Detective Constable John Fordham, aged 45, was stabbed to death while carrying out surveillance work at Noye's home in West Kingsdown, Kent, on January 26, 1985.

Det Con Fordham was part of an undercover team gathering information on Noye's involvement in the laundering of £26 million of bullion from the Brinks Mat heist at Heathrow Airport in 1983.

Commander Peter Spindler, head of covert policing for the Met Police, will today unveil a trophy dedicated to DC Fordham's memory.

The Fordham Trophy will be presented annually to the individual who has made the most significant contribution to surveillance.

Commander Spindler said: "From everything that I have heard about him, it is clear that John was a very special person.

"I have a 3ft-high picture of John by my desk. This picture is a constant reminder of the dangers our staff put themselves in on behalf of the public.

"John is looking down when I am signing the authorities and making the operational decisions that might put our staff in danger."

Noye, now 62, was acquitted of Det Con Fordham's murder after pleading self-defence.

But he was jailed for conspiring to handle gold from the robbery and conspiring to evade VAT payments.

Noye was released from prison in 1994 after serving eight years of a 14-year sentence.

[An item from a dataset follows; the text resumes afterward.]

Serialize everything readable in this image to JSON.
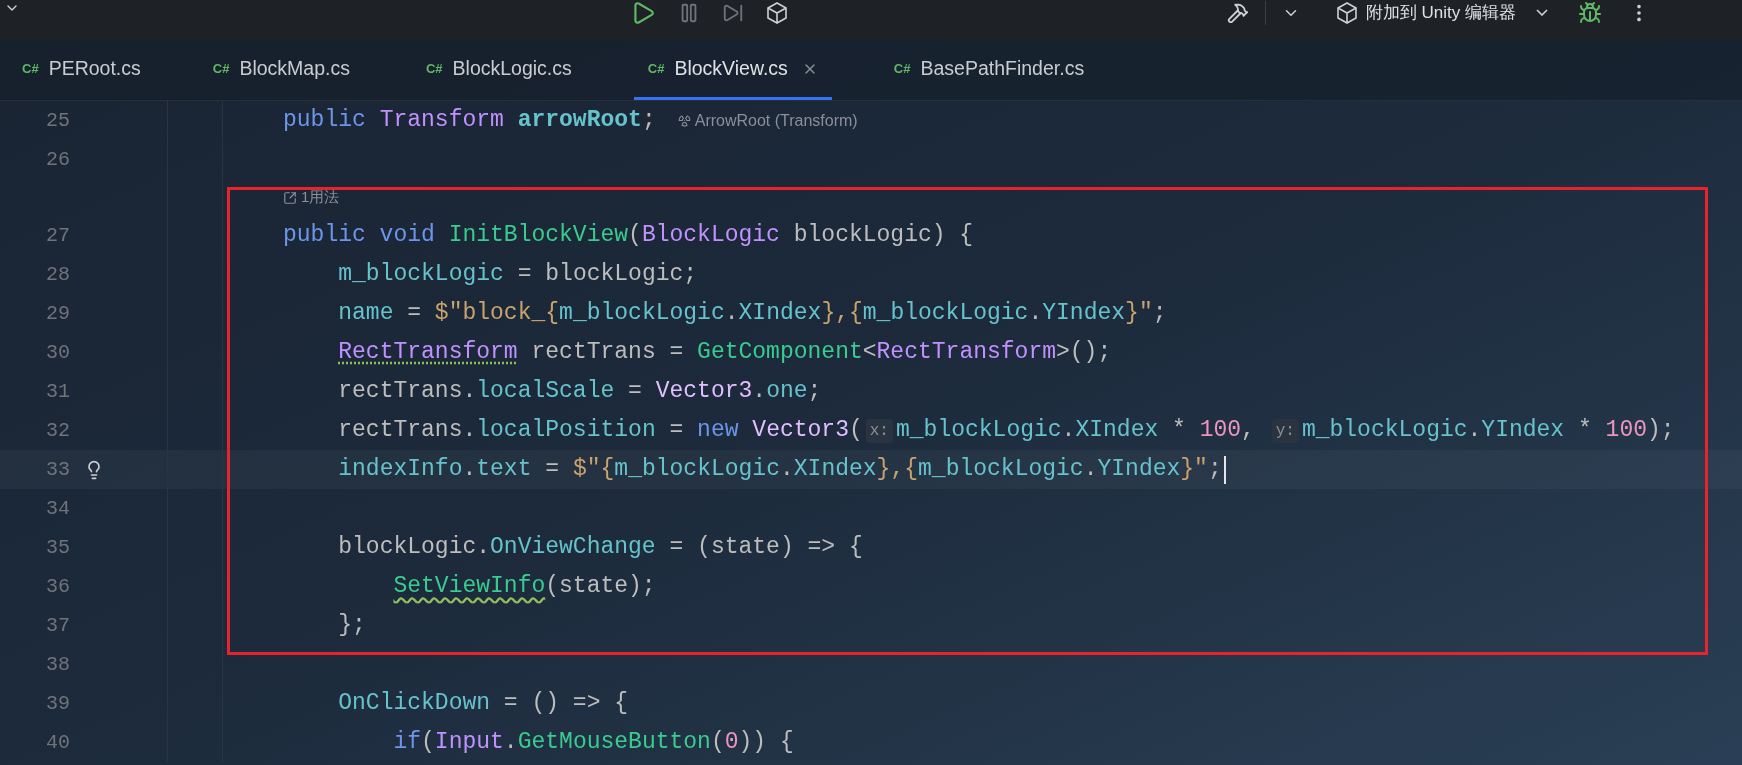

However in 1996 Kent police launched a massive manhunt for Noye after 21-year-old Stephen Cameron, who grew up in in Beachenlea, Swanley, was stabbed to death at the M25 Swanley junction in front of his 17-year-old fiancee.

Noye, born in Bexleyheath, was sentenced to life in 2000 for Mr Cameron's murder.

Police captured Noye after he fled to Spain under another name.